The Council of the European Union, currently presided over by Portugal, adopted on Monday (19 April) conclusions on the EU strategy for cooperation with the Indo-Pacific region, advocating stability and an “open and fair” environment for trade and investment.
The approved conclusions set out the EU’s intention to “reinforce its strategic focus, presence and actions in this region of prime strategic importance for EU interests,” the Council, which represents EU-27 governments, said in a statement.
“The aim is to contribute to regional stability, security, prosperity and sustainable development, at a time of rising challenges and tensions in the region.”
Portugal has stated as one of the priorities of its six-month presidency a strengthening of the partnership with the Indo-Pacific region, particularly with India.

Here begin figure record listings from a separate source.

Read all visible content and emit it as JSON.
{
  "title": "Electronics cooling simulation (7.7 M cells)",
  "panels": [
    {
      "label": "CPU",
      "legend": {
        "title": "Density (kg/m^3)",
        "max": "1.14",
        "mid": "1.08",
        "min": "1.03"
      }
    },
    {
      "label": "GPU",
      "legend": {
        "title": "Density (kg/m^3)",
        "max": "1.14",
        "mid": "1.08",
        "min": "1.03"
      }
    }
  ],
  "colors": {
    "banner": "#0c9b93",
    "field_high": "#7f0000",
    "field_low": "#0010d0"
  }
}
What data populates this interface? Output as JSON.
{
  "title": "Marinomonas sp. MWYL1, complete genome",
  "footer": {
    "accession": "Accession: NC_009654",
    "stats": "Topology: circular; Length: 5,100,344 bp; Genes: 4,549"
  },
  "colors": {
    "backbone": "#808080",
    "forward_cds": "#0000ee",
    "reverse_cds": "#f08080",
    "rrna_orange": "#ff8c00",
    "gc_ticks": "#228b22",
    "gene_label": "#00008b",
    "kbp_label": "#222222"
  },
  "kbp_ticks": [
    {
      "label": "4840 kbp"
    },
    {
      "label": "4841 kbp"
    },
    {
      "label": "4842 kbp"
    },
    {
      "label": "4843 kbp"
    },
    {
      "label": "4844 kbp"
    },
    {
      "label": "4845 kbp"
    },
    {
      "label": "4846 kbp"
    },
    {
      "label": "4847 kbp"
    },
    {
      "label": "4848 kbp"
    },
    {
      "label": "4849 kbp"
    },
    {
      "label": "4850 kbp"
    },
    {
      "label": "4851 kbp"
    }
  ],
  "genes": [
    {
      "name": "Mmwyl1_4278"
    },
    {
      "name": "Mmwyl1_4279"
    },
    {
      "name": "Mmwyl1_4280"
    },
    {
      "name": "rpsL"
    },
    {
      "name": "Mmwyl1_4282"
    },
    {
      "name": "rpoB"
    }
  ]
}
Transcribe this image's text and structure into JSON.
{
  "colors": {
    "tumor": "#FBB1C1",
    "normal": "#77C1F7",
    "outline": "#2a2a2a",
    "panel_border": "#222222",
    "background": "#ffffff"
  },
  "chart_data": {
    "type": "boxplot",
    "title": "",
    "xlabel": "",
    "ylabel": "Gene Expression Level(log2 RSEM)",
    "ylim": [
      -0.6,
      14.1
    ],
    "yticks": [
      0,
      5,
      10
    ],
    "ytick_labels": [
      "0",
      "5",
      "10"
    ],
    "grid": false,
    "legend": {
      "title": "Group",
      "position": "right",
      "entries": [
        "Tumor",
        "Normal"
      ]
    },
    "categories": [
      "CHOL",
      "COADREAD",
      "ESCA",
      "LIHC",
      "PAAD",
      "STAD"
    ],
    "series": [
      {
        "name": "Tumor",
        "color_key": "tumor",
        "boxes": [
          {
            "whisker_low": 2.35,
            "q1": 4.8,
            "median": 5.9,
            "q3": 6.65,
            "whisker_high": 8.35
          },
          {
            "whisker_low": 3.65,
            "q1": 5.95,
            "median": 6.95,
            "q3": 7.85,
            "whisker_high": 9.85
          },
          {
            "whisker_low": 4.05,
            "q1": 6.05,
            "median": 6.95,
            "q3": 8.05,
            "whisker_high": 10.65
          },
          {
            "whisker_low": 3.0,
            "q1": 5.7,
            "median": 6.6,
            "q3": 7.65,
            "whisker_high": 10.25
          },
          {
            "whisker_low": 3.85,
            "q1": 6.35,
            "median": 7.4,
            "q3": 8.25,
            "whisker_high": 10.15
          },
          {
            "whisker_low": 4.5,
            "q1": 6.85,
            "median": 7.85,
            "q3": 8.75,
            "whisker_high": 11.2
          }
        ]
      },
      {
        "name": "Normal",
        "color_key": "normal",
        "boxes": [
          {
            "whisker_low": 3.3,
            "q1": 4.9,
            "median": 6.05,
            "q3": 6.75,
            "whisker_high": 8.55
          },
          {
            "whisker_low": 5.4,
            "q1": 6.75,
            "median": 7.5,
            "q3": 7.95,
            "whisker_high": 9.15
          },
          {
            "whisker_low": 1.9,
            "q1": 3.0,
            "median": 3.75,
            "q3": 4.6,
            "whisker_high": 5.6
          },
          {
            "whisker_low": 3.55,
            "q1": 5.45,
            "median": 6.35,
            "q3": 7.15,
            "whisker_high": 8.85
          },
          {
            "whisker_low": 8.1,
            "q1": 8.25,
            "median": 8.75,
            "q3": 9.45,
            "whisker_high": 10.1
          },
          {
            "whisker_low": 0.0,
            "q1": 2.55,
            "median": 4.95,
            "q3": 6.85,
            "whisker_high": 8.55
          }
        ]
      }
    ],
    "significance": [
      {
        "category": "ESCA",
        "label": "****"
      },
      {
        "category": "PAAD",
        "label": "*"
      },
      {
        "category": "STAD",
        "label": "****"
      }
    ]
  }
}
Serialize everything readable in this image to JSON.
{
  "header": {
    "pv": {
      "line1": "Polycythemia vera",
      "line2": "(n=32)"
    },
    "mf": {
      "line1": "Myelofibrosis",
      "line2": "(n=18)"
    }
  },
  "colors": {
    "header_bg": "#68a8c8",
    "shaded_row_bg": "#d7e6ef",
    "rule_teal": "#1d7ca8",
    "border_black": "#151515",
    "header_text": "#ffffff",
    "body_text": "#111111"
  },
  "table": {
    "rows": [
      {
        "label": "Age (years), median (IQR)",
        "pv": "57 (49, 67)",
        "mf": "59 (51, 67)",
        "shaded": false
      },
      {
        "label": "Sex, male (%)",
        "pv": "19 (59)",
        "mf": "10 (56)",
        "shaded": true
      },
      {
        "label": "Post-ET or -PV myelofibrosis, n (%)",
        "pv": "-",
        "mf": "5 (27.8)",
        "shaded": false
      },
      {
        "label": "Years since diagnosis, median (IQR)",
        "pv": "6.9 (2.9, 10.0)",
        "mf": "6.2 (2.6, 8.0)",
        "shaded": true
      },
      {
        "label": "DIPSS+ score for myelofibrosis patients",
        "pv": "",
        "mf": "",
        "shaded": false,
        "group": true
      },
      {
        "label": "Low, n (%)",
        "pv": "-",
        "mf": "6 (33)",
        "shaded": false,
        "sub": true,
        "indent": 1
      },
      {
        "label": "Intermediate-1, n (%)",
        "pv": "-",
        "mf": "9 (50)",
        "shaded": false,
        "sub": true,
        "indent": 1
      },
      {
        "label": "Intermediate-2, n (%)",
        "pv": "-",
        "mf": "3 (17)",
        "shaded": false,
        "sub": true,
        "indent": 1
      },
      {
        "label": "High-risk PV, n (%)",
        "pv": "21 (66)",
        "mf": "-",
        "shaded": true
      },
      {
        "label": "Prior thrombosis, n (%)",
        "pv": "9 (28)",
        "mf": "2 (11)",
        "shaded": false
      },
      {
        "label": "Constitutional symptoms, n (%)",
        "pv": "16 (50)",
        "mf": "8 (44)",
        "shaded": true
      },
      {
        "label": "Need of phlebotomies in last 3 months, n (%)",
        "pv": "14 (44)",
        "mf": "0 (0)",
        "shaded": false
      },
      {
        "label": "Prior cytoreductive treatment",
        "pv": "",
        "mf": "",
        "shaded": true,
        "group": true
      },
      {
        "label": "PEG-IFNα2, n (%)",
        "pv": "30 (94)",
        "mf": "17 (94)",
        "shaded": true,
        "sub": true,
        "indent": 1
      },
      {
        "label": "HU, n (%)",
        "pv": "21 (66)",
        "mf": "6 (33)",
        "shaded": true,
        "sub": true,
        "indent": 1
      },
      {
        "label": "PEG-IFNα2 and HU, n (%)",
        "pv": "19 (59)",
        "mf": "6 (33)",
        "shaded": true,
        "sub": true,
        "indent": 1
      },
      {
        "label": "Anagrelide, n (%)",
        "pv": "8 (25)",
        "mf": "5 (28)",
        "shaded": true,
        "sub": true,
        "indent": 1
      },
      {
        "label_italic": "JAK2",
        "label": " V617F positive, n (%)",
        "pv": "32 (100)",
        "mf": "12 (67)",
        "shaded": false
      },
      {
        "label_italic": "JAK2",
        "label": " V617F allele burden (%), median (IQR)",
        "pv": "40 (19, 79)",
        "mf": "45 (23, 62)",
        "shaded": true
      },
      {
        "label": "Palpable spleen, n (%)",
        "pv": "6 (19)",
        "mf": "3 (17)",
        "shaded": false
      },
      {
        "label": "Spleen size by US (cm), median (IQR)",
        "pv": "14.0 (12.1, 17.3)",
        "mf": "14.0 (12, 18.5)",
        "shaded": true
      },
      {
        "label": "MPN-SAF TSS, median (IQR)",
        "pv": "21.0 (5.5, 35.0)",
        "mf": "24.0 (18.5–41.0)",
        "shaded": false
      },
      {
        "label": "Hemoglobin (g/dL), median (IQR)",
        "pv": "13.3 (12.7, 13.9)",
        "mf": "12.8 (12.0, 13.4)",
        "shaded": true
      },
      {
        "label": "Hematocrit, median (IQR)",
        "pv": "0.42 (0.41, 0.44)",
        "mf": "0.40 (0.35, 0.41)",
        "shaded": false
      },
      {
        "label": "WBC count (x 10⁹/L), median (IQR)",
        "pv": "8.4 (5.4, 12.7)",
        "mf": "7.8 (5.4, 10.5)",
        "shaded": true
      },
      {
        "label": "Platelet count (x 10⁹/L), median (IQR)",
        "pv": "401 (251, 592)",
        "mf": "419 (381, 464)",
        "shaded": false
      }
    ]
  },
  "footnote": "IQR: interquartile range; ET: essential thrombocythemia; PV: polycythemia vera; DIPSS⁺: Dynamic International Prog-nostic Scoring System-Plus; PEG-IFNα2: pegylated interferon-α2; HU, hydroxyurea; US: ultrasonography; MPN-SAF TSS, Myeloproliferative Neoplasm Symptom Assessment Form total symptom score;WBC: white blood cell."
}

Specifically, “the EU’s approach and engagement will look to foster a rules-based international order, a level playing field, as well as an open and fair environment for trade and investment, reciprocity, the strengthening of resilience, tackling climate change and supporting connectivity with the EU,” the statement said.
“Free and open maritime supply routes in full compliance with international law remain crucial. The EU will look to work together with its partners in the Indo-Pacific on these issues of common interest,” it stressed.
The conclusions also underline the EU’s commitment to continue “to develop partnerships in the areas of security and defence, including to address maritime security, malicious cyber activities, disinformation, emerging technologies, terrorism, and organised crime”.
Furthermore, the two regions also want to “work together in order to mitigate the economic and human effects of the COVID-19 pandemic and work towards ensuring an inclusive and sustainable socio-economic recovery.”
The statement, however, also noted the emergence of a number of other problems arising in the region.
“Current dynamics in the Indo-Pacific have given rise to intense geopolitical competition adding to increasing tensions on trade and supply chains as well as in technological, political and security areas,” it said.
“Human rights are also being challenged. These developments increasingly threaten the stability and security of the region and beyond, directly impacting on the EU’s interests.”
Portugal plans an informal summit on in Porto 8 May to bring together the leaders of the 27 EU member states and Indian Prime Minister Narendra Modi.
This EU-India Summit is a major focus of Portugal’s presidency at the global level, with which the government has said it hopes to “strengthen the strategic dialogue between the two largest democratic spaces in the world, relaunch trade and investment and deepen cooperation between the European Union and India in key areas such as digital, connectivity, health and climate action.”